Thursday, February 12, 2009

MySQL Replication and Zend Framework

We recently switched to a replicated database system using MySQL and I had to modify our own framework (that is built on top of Zend Framework) to adapt to this new model.

In such model, you have one or many masters, which will be used for all write operations (insert, delete, update) and many slaves, which will be use for read-only operations (select).

The idea is to have a database adapter, or any class, that will handle this for us. We didn't want to have to use two adapters all the time, and use the 'master' adapter for writes, 'slave' adapter for reads, etc, on the fly manually. Maybe in your project such technique would work, but we have a more complicated framework, with business objects (which are derived from Zend_Db_Table, a Table Data Gateway pattern) which require a db adapter as parameter and will work on this adapter for database operations.

Since we wanted to make master/slave transparent for our classes that inherit from Zend_Db_Table, we needed a class that would make all the branching for the programmer and underlying Zend Framework classes.

At first, my idea was to make a class that would instantiate two adapters internally, one for the master, one for the slave.
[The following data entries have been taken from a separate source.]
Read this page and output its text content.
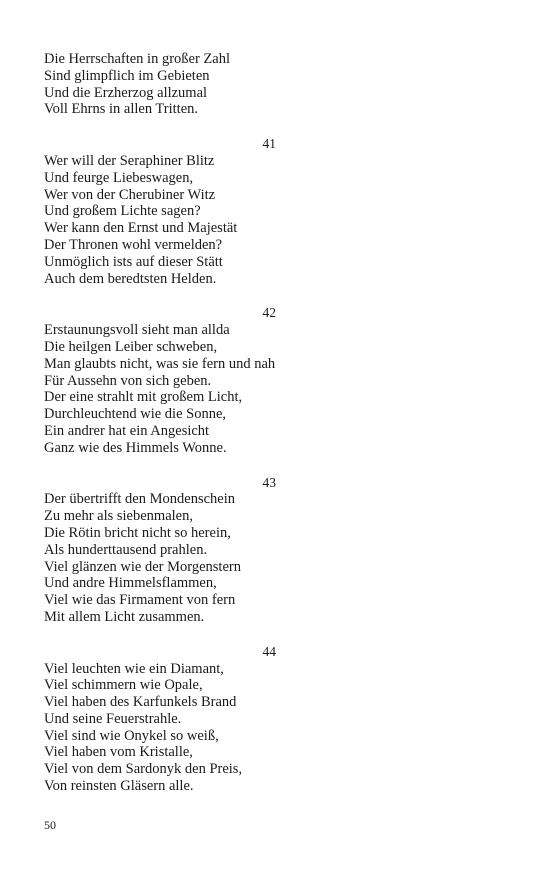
Die Herrschaften in großer Zahl
Sind glimpflich im Gebieten
Und die Erzherzog allzumal
Voll Ehrns in allen Tritten.
41
Wer will der Seraphiner Blitz
Und feurge Liebeswagen,
Wer von der Cherubiner Witz
Und großem Lichte sagen?
Wer kann den Ernst und Majestät
Der Thronen wohl vermelden?
Unmöglich ists auf dieser Stätt
Auch dem beredtsten Helden.
42
Erstaunungsvoll sieht man allda
Die heilgen Leiber schweben,
Man glaubts nicht, was sie fern und nah
Für Aussehn von sich geben.
Der eine strahlt mit großem Licht,
Durchleuchtend wie die Sonne,
Ein andrer hat ein Angesicht
Ganz wie des Himmels Wonne.
43
Der übertrifft den Mondenschein
Zu mehr als siebenmalen,
Die Rötin bricht nicht so herein,
Als hunderttausend prahlen.
Viel glänzen wie der Morgenstern
Und andre Himmelsflammen,
Viel wie das Firmament von fern
Mit allem Licht zusammen.
44
Viel leuchten wie ein Diamant,
Viel schimmern wie Opale,
Viel haben des Karfunkels Brand
Und seine Feuerstrahle.
Viel sind wie Onykel so weiß,
Viel haben vom Kristalle,
Viel von dem Sardonyk den Preis,
Von reinsten Gläsern alle.
50
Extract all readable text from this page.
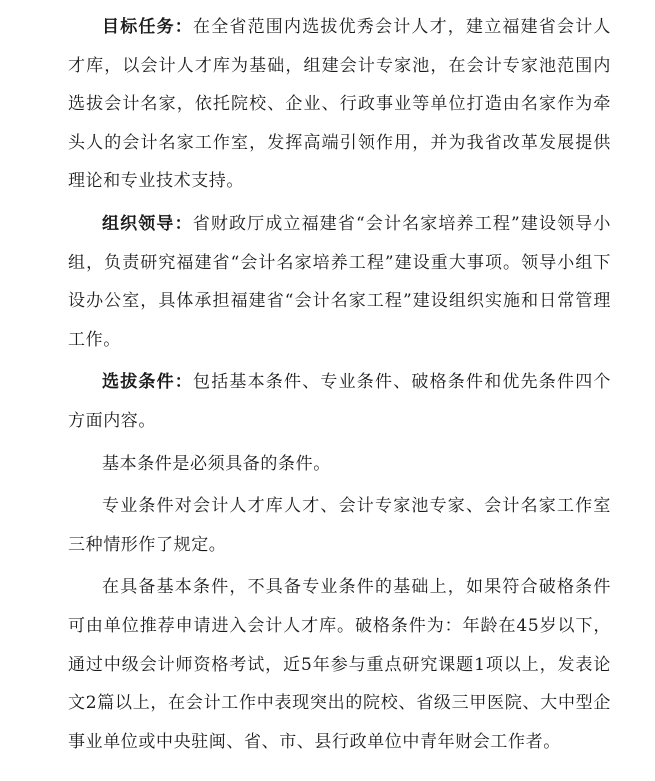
目标任务：在全省范围内选拔优秀会计人才，建立福建省会计人才库，以会计人才库为基础，组建会计专家池，在会计专家池范围内选拔会计名家，依托院校、企业、行政事业等单位打造由名家作为牵头人的会计名家工作室，发挥高端引领作用，并为我省改革发展提供理论和专业技术支持。

组织领导：省财政厅成立福建省“会计名家培养工程”建设领导小组，负责研究福建省“会计名家培养工程”建设重大事项。领导小组下设办公室，具体承担福建省“会计名家工程”建设组织实施和日常管理工作。

选拔条件：包括基本条件、专业条件、破格条件和优先条件四个方面内容。

基本条件是必须具备的条件。

专业条件对会计人才库人才、会计专家池专家、会计名家工作室三种情形作了规定。

在具备基本条件，不具备专业条件的基础上，如果符合破格条件可由单位推荐申请进入会计人才库。破格条件为：年龄在45岁以下，通过中级会计师资格考试，近5年参与重点研究课题1项以上，发表论文2篇以上，在会计工作中表现突出的院校、省级三甲医院、大中型企事业单位或中央驻闽、省、市、县行政单位中青年财会工作者。
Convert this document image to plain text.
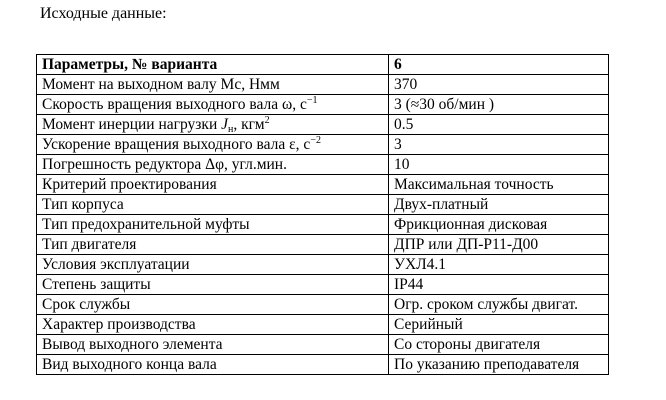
Исходные данные:
Параметры, № варианта	6
Момент на выходном валу Мс, Нмм	370
Скорость вращения выходного вала ω, $с^{-1}$	3 (≈30 об/мин )
Момент инерции нагрузки $J_н$, кгм$^2$	0.5
Ускорение вращения выходного вала ε, $с^{-2}$	3
Погрешность редуктора Δφ, угл.мин.	10
Критерий проектирования	Максимальная точность
Тип корпуса	Двух-платный
Тип предохранительной муфты	Фрикционная дисковая
Тип двигателя	ДПР или ДП-Р11-Д00
Условия эксплуатации	УХЛ4.1
Степень защиты	IP44
Срок службы	Огр. сроком службы двигат.
Характер производства	Серийный
Вывод выходного элемента	Со стороны двигателя
Вид выходного конца вала	По указанию преподавателя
This class wouldn't derive from anything, it would be some kind of MyCompany_Replicated_Db_Manager with methods similar to Zend_Db_Adapter. But nope, this solution is impossible. Zend Framework sadly doesn't use interfaces intensively, and a class like Zend_Db_Table does validate the db adapter you're passing it against Zend_Db_Adapter class, not some Zend_Db_Adapter_Interface. I need to derive from Zend_Db_Adapter, there's no other way around with Zend Framework implementation of Zend_Db_Table.

Allright, I then jumped to solution #2. I created a MyCompany_Db_Adapter_Pdo_Mysql which, when used for write operations, uses the master connection, which is the main connection of the adapter... but dispatches all read calls to a db adapter I create internally which is mapped to the slave.

To create this adapter, you can pass it an extra 'slave' parameter which will give connection information for the slave server. If no 'slave' paramater is passed, this adapter will work like the normal one, everything will be done on your 'master' which is the default connection.

So basically, you get something like:

$myDbAdapter->insert(); // will insert automatically on the master
$myDbAdapter->fetchAll(); // will get data automatically from the slave

Sometimes, you need to make sure all read operations are also made on the master. Let's say a new user registers to your site, and the next page, you select the newly inserted user data from the database and display it to the user. By default, the fetch will be done on the slave... if the replication wasnt fast enough, you won't have the user information ready in time! You simply need to 'force' the adapter to stay on the master.

$myDbAdapter->setForcedAdapter(MyCompany...::MASTER);

Once you're done and want the adapter to act normally, you reset the forced adapter:

$myDbAdapter->setForcedAdapter(null);

There's more to it, but hopefully you get the main idea. By the way, this adapter doesn't support multiple slaves or masters. It's not its job to 'pool' connections. If you want to pool many servers, slaves and /or masters, I suggest making a class that does only that: pools different connections and gives you one randomly (or any other algo you might want to use). It's often a mistake newcomers to OOP will make: they try to make a class do much more than the thing it's supposed to do. An adapter is a single connection, it's not a pool. If you make an adapter become a pool, you have a problem with your design.

I have to admit I'm walking a fine line myself. In theory, an adapter should represent one connection, not two. But I will blame Zend Framework for this forced "OOP prostitution" ;-) Give me some Table Data Gateway interface and I'll make a connection manager, not a derived adapter...

I've seen other solutions on the internet that involved making a change to Zend_Db_Table, and not Zend_Db_Adapter. The problem with this is that it will only work when you use Zend_Db_Table. But sometimes you can't use this class, when the query is too complicated and/or when the query involves more than one table and doesn't fit in a Table Data Gateway pattern. When you extend Zend_Db_Adapter, you get your master/slave functionality at the root/top, not at the bottom.

1 comment:

  1. It would be great to see how you realize work with Mater/Slave replication. Could you share your code somewhere please?